William’s executor then sold his home for $800,000 less the costs of selling he home. So, the net proceeds to the estate were less than $800,000. The result is that William’s estate realized a capital loss. There’s a pretty good chance of that happening after your death, too. Don’t forget, even if your executor sells your home for its fair market value at the date of your death, the selling costs alone would create a capital loss.
THE TAX SAVINGS
Here’s where the tax savings come in: If a capital loss is triggered by your estate in the first taxation year of that estate, the loss can be carried back to your final tax return to offset any capital gains that might have been taxable on that return. Subsection 164(6) of Canadian tax law allows this loss to be carried back. That’s right, your heirs will be able to recover some tax that might have been paid on your final tax return if there’s a loss in your estate when selling your home.
Now, there’s a potential problem here. A principal residence is normally considered to be “personal use property, and the tax collector won’t allow you, or your estate, to claim a capital loss on personal use property. The result? You might not be eligible for that 164(6) loss-carry-back. Don’t worry – there’s a solution. You see, your residence, which will be owned by your estate after your death, will not be considered personal use property unless one of the beneficiaries of your state (or someone related to a beneficiary) actually lives in the home after your death.

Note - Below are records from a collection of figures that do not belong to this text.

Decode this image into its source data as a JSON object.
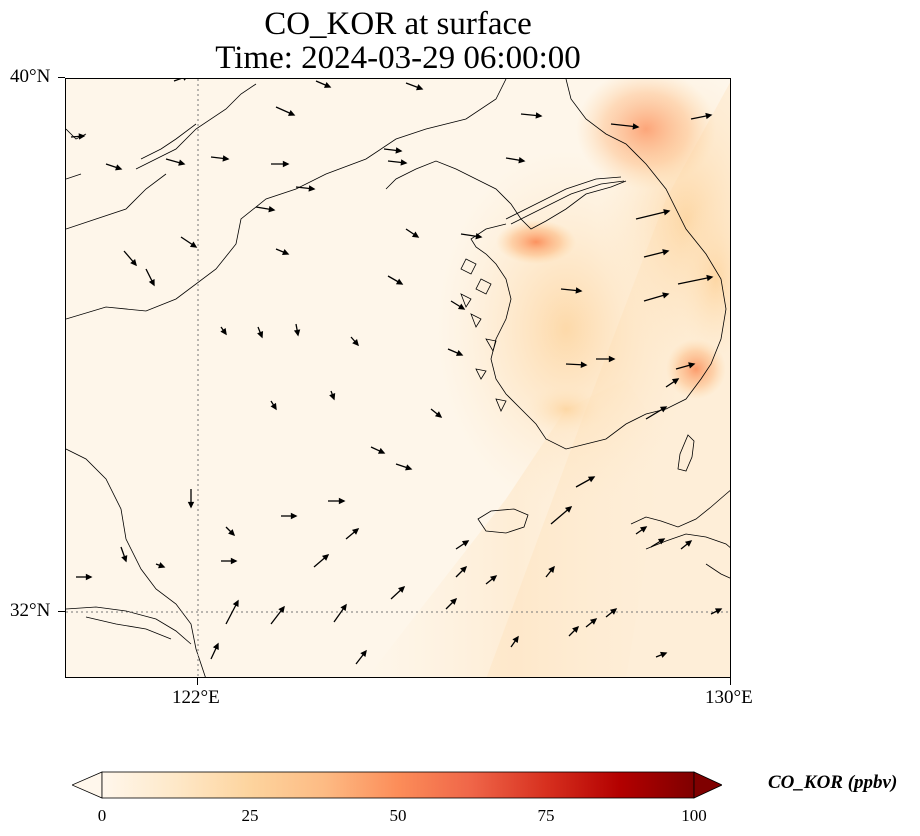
{
  "title": {
    "line1": "CO_KOR at surface",
    "line2": "Time: 2024-03-29 06:00:00"
  },
  "axes": {
    "lat_labels": [
      "40°N",
      "32°N"
    ],
    "lon_labels": [
      "122°E",
      "130°E"
    ],
    "lon_range": [
      120,
      130
    ],
    "lat_range": [
      31,
      40
    ]
  },
  "colorbar": {
    "label": "CO_KOR (ppbv)",
    "ticks": [
      "0",
      "25",
      "50",
      "75",
      "100"
    ],
    "range": [
      0,
      100
    ],
    "extend": "both",
    "colormap": "OrRd",
    "colors": [
      "#fff7ec",
      "#fee8c8",
      "#fdd49e",
      "#fdbb84",
      "#fc8d59",
      "#ef6548",
      "#d7301f",
      "#b30000",
      "#7f0000"
    ]
  },
  "map": {
    "field": "CO_KOR",
    "level": "surface",
    "features": [
      "Korean Peninsula",
      "Jeju Island",
      "Shandong Peninsula",
      "Liaodong Peninsula",
      "Yellow Sea"
    ],
    "gridlines": "dotted",
    "vectors": "wind arrows"
  }
}
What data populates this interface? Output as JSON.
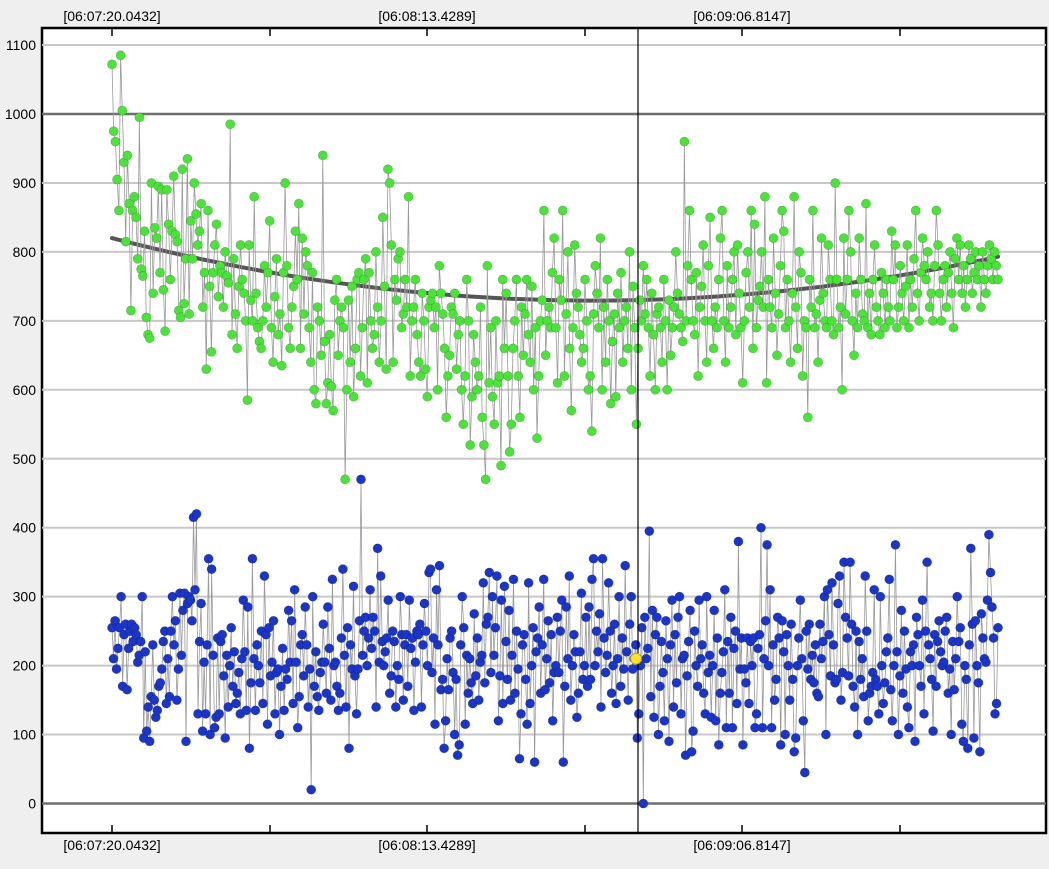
{
  "chart_data": {
    "type": "scatter",
    "title": "",
    "xlabel": "",
    "ylabel": "",
    "ylim": [
      -40,
      1120
    ],
    "x_tick_labels": [
      "[06:07:20.0432]",
      "[06:08:13.4289]",
      "[06:09:06.8147]"
    ],
    "y_ticks": [
      0,
      100,
      200,
      300,
      400,
      500,
      600,
      700,
      800,
      900,
      1000,
      1100
    ],
    "grid": true,
    "legend": "none",
    "cursor_time": "[06:08:48]",
    "series": [
      {
        "color": "#4be33a",
        "connect_points": true,
        "trend_curve": [
          820,
          730,
          793
        ],
        "values": [
          1072,
          975,
          960,
          905,
          860,
          1085,
          1005,
          930,
          815,
          940,
          870,
          715,
          860,
          880,
          850,
          790,
          995,
          775,
          765,
          830,
          705,
          680,
          675,
          900,
          740,
          835,
          820,
          895,
          770,
          890,
          745,
          685,
          890,
          840,
          760,
          830,
          910,
          825,
          815,
          715,
          705,
          920,
          725,
          790,
          935,
          710,
          845,
          790,
          900,
          855,
          810,
          830,
          870,
          720,
          770,
          630,
          860,
          750,
          655,
          770,
          810,
          840,
          735,
          780,
          770,
          720,
          800,
          765,
          755,
          985,
          680,
          790,
          710,
          660,
          750,
          810,
          760,
          740,
          700,
          585,
          810,
          730,
          700,
          880,
          740,
          690,
          670,
          660,
          700,
          780,
          720,
          770,
          845,
          690,
          640,
          735,
          790,
          680,
          710,
          635,
          770,
          900,
          780,
          690,
          660,
          720,
          750,
          830,
          760,
          870,
          660,
          820,
          710,
          800,
          780,
          690,
          640,
          770,
          600,
          580,
          720,
          700,
          650,
          940,
          670,
          580,
          610,
          680,
          605,
          570,
          730,
          760,
          650,
          700,
          720,
          690,
          470,
          600,
          730,
          640,
          750,
          590,
          660,
          760,
          770,
          620,
          690,
          760,
          790,
          610,
          770,
          700,
          660,
          680,
          800,
          720,
          640,
          700,
          850,
          750,
          630,
          920,
          900,
          810,
          640,
          760,
          730,
          790,
          800,
          690,
          710,
          760,
          720,
          880,
          620,
          700,
          720,
          760,
          680,
          640,
          620,
          740,
          700,
          630,
          590,
          720,
          730,
          740,
          690,
          720,
          600,
          780,
          740,
          710,
          660,
          560,
          620,
          650,
          720,
          710,
          740,
          630,
          680,
          700,
          600,
          550,
          620,
          760,
          700,
          520,
          590,
          680,
          640,
          600,
          620,
          720,
          560,
          520,
          470,
          780,
          610,
          690,
          590,
          550,
          700,
          610,
          620,
          490,
          760,
          660,
          740,
          620,
          510,
          550,
          660,
          700,
          760,
          620,
          560,
          720,
          650,
          710,
          760,
          680,
          640,
          750,
          600,
          690,
          530,
          620,
          700,
          730,
          860,
          650,
          700,
          720,
          690,
          770,
          820,
          690,
          610,
          760,
          730,
          860,
          620,
          710,
          800,
          660,
          570,
          690,
          810,
          740,
          720,
          680,
          640,
          660,
          760,
          700,
          600,
          620,
          540,
          710,
          780,
          740,
          690,
          820,
          600,
          720,
          640,
          760,
          700,
          580,
          670,
          710,
          590,
          740,
          690,
          770,
          640,
          700,
          720,
          660,
          800,
          600,
          750,
          690,
          550,
          660,
          730,
          700,
          780,
          710,
          760,
          690,
          620,
          740,
          680,
          600,
          710,
          720,
          690,
          640,
          760,
          700,
          600,
          730,
          650,
          690,
          720,
          800,
          740,
          710,
          690,
          670,
          960,
          700,
          780,
          860,
          760,
          700,
          680,
          770,
          620,
          720,
          750,
          810,
          700,
          640,
          780,
          850,
          700,
          660,
          720,
          690,
          760,
          820,
          860,
          700,
          640,
          780,
          690,
          720,
          760,
          800,
          680,
          810,
          740,
          690,
          610,
          700,
          770,
          800,
          720,
          860,
          660,
          840,
          690,
          730,
          750,
          800,
          720,
          880,
          610,
          760,
          720,
          690,
          820,
          740,
          650,
          710,
          780,
          860,
          830,
          690,
          760,
          700,
          640,
          740,
          880,
          720,
          660,
          800,
          770,
          620,
          700,
          690,
          560,
          760,
          720,
          860,
          690,
          710,
          640,
          730,
          820,
          740,
          700,
          690,
          810,
          760,
          700,
          680,
          900,
          760,
          690,
          720,
          600,
          820,
          710,
          760,
          860,
          800,
          700,
          650,
          740,
          690,
          820,
          760,
          710,
          700,
          870,
          690,
          740,
          680,
          760,
          810,
          720,
          700,
          680,
          770,
          740,
          690,
          760,
          720,
          700,
          830,
          760,
          810,
          690,
          720,
          780,
          740,
          700,
          750,
          810,
          690,
          760,
          720,
          790,
          860,
          740,
          700,
          770,
          820,
          780,
          760,
          800,
          720,
          740,
          700,
          780,
          860,
          810,
          740,
          700,
          760,
          780,
          720,
          770,
          800,
          740,
          690,
          790,
          820,
          760,
          810,
          740,
          780,
          720,
          760,
          810,
          790,
          740,
          770,
          800,
          760,
          780,
          720,
          800,
          760,
          740,
          780,
          810,
          790,
          760,
          800,
          780,
          760
        ]
      },
      {
        "color": "#1a35c8",
        "connect_points": true,
        "values": [
          255,
          210,
          265,
          195,
          225,
          255,
          300,
          170,
          245,
          260,
          165,
          225,
          250,
          260,
          235,
          255,
          245,
          205,
          215,
          235,
          300,
          95,
          220,
          105,
          140,
          90,
          155,
          230,
          150,
          125,
          135,
          170,
          175,
          195,
          235,
          250,
          145,
          210,
          155,
          250,
          300,
          230,
          265,
          150,
          195,
          305,
          215,
          280,
          305,
          90,
          290,
          300,
          295,
          265,
          415,
          310,
          420,
          130,
          235,
          290,
          105,
          205,
          130,
          230,
          355,
          100,
          340,
          215,
          110,
          125,
          240,
          130,
          235,
          245,
          185,
          95,
          215,
          140,
          200,
          255,
          170,
          220,
          145,
          160,
          190,
          130,
          210,
          295,
          220,
          135,
          285,
          80,
          175,
          355,
          210,
          135,
          230,
          200,
          175,
          250,
          145,
          330,
          245,
          115,
          255,
          185,
          205,
          265,
          130,
          190,
          195,
          100,
          170,
          225,
          135,
          195,
          180,
          280,
          205,
          265,
          145,
          310,
          205,
          110,
          155,
          230,
          245,
          185,
          285,
          230,
          140,
          195,
          20,
          300,
          170,
          220,
          155,
          135,
          190,
          205,
          260,
          205,
          160,
          285,
          225,
          150,
          325,
          200,
          205,
          170,
          135,
          160,
          240,
          340,
          215,
          140,
          255,
          80,
          230,
          195,
          315,
          185,
          130,
          195,
          265,
          470,
          215,
          250,
          270,
          200,
          240,
          310,
          225,
          270,
          250,
          140,
          370,
          205,
          330,
          235,
          200,
          220,
          240,
          295,
          160,
          185,
          250,
          235,
          140,
          200,
          180,
          300,
          245,
          150,
          230,
          245,
          170,
          295,
          225,
          240,
          135,
          205,
          250,
          245,
          260,
          140,
          230,
          290,
          250,
          200,
          335,
          340,
          190,
          240,
          115,
          310,
          230,
          345,
          165,
          180,
          80,
          120,
          210,
          165,
          240,
          250,
          190,
          100,
          180,
          70,
          85,
          230,
          300,
          255,
          115,
          215,
          160,
          210,
          175,
          145,
          275,
          185,
          240,
          150,
          205,
          215,
          320,
          175,
          260,
          270,
          335,
          190,
          300,
          215,
          255,
          330,
          120,
          185,
          295,
          145,
          315,
          235,
          180,
          280,
          150,
          215,
          325,
          160,
          250,
          195,
          65,
          130,
          230,
          245,
          180,
          115,
          320,
          145,
          200,
          255,
          60,
          220,
          240,
          285,
          160,
          230,
          325,
          165,
          210,
          265,
          175,
          245,
          120,
          190,
          200,
          270,
          190,
          250,
          295,
          60,
          170,
          285,
          210,
          330,
          150,
          200,
          245,
          220,
          125,
          160,
          220,
          305,
          180,
          200,
          270,
          170,
          285,
          180,
          325,
          355,
          200,
          250,
          220,
          275,
          140,
          355,
          240,
          190,
          215,
          320,
          250,
          160,
          200,
          260,
          145,
          210,
          300,
          170,
          240,
          195,
          345,
          220,
          150,
          260,
          300,
          195,
          210,
          230,
          95,
          130,
          200,
          255,
          0,
          270,
          210,
          225,
          395,
          155,
          280,
          125,
          245,
          270,
          100,
          170,
          235,
          190,
          120,
          265,
          210,
          90,
          230,
          295,
          140,
          245,
          175,
          270,
          300,
          130,
          210,
          215,
          70,
          185,
          235,
          280,
          75,
          105,
          250,
          200,
          170,
          295,
          210,
          230,
          160,
          130,
          300,
          190,
          215,
          125,
          200,
          280,
          120,
          240,
          85,
          160,
          190,
          220,
          310,
          110,
          235,
          160,
          270,
          110,
          225,
          250,
          145,
          380,
          195,
          240,
          85,
          195,
          175,
          240,
          145,
          235,
          200,
          240,
          110,
          130,
          225,
          245,
          400,
          110,
          210,
          265,
          375,
          200,
          310,
          110,
          230,
          150,
          180,
          270,
          240,
          85,
          265,
          220,
          100,
          245,
          200,
          150,
          260,
          180,
          75,
          95,
          200,
          240,
          295,
          210,
          120,
          45,
          250,
          195,
          260,
          180,
          215,
          175,
          230,
          160,
          155,
          260,
          210,
          235,
          300,
          100,
          310,
          245,
          185,
          320,
          230,
          175,
          180,
          290,
          330,
          150,
          190,
          350,
          270,
          240,
          185,
          350,
          260,
          170,
          140,
          250,
          100,
          235,
          180,
          210,
          155,
          330,
          250,
          120,
          160,
          170,
          190,
          310,
          180,
          170,
          130,
          300,
          200,
          145,
          175,
          220,
          240,
          325,
          165,
          120,
          200,
          375,
          220,
          100,
          185,
          280,
          160,
          250,
          195,
          140,
          110,
          220,
          200,
          230,
          90,
          270,
          245,
          200,
          170,
          295,
          130,
          250,
          350,
          230,
          210,
          180,
          105,
          245,
          170,
          235,
          265,
          220,
          200,
          205,
          250,
          270,
          160,
          195,
          100,
          235,
          165,
          210,
          300,
          235,
          255,
          115,
          90,
          200,
          180,
          80,
          230,
          370,
          260,
          95,
          265,
          200,
          175,
          75,
          275,
          240,
          210,
          205,
          295,
          390,
          335,
          285,
          240,
          130,
          145,
          255
        ]
      }
    ],
    "highlight_point": {
      "x": 0.7,
      "y": 210,
      "color": "#ffe033"
    }
  }
}
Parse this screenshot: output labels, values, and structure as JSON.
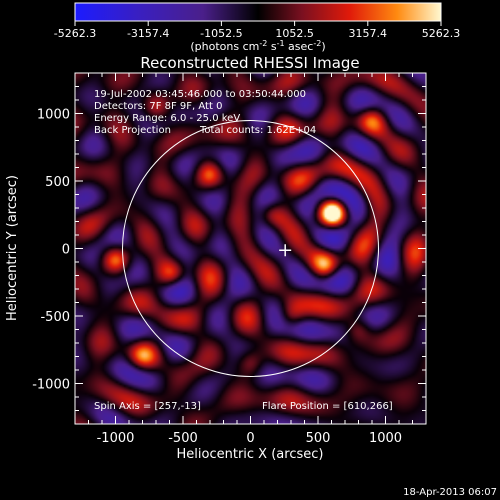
{
  "chart_data": {
    "type": "heatmap",
    "title": "Reconstructed RHESSI Image",
    "xlabel": "Heliocentric X (arcsec)",
    "ylabel": "Heliocentric Y (arcsec)",
    "xlim": [
      -1300,
      1300
    ],
    "ylim": [
      -1300,
      1300
    ],
    "xticks": [
      -1000,
      -500,
      0,
      500,
      1000
    ],
    "yticks": [
      -1000,
      -500,
      0,
      500,
      1000
    ],
    "xtick_labels": [
      "-1000",
      "-500",
      "0",
      "500",
      "1000"
    ],
    "ytick_labels": [
      "-1000",
      "-500",
      "0",
      "500",
      "1000"
    ],
    "colorbar": {
      "ticks": [
        -5262.3,
        -3157.4,
        -1052.5,
        1052.5,
        3157.4,
        5262.3
      ],
      "tick_labels": [
        "-5262.3",
        "-3157.4",
        "-1052.5",
        "1052.5",
        "3157.4",
        "5262.3"
      ],
      "unit_main": "(photons cm",
      "unit_exp1": "-2",
      "unit_mid": " s",
      "unit_exp2": "-1",
      "unit_end": " asec",
      "unit_exp3": "-2",
      "unit_close": ")",
      "range": [
        -5262.3,
        5262.3
      ]
    },
    "annotations": {
      "time": "19-Jul-2002 03:45:46.000 to 03:50:44.000",
      "detectors": "Detectors: 7F 8F 9F, Att 0",
      "energy": "Energy Range: 6.0 - 25.0 keV",
      "method": "Back Projection",
      "counts": "Total counts: 1.62E+04",
      "spin_axis": "Spin Axis = [257,-13]",
      "flare_position": "Flare Position = [610,266]",
      "timestamp": "18-Apr-2013 06:07"
    },
    "solar_limb_radius": 948,
    "marker": {
      "x": 257,
      "y": -13
    },
    "sources": [
      {
        "x": 610,
        "y": 266,
        "amp": 1.0
      },
      {
        "x": 550,
        "y": -130,
        "amp": 0.6
      },
      {
        "x": -1000,
        "y": -80,
        "amp": 0.55
      },
      {
        "x": -580,
        "y": -190,
        "amp": 0.5
      },
      {
        "x": 160,
        "y": 250,
        "amp": 0.45
      },
      {
        "x": -300,
        "y": 550,
        "amp": 0.45
      },
      {
        "x": 300,
        "y": -500,
        "amp": 0.4
      },
      {
        "x": -800,
        "y": -800,
        "amp": 0.4
      },
      {
        "x": 0,
        "y": -850,
        "amp": 0.35
      },
      {
        "x": 800,
        "y": -600,
        "amp": 0.35
      },
      {
        "x": 900,
        "y": 950,
        "amp": 0.4
      },
      {
        "x": -700,
        "y": 1050,
        "amp": 0.35
      }
    ]
  }
}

The bottom line? If your heirs expect to sell your home after your death and hope to claim a capital loss in the process to recover tax you paid at the time of your death, be sure that no beneficiary (or someone related to a beneficiary) ordinarily inhabits the place after you’re gone. this was the advice I gave William’s family, and they managed to recover some tax that had been paid on William’s final tax return.
Krupo
at 1:59 am
When they die, make sure you’re not under the roof. Clever. Most of the issues discussed above are covered in tax classes young CAs and other fledgling accountants take but that was presented really well.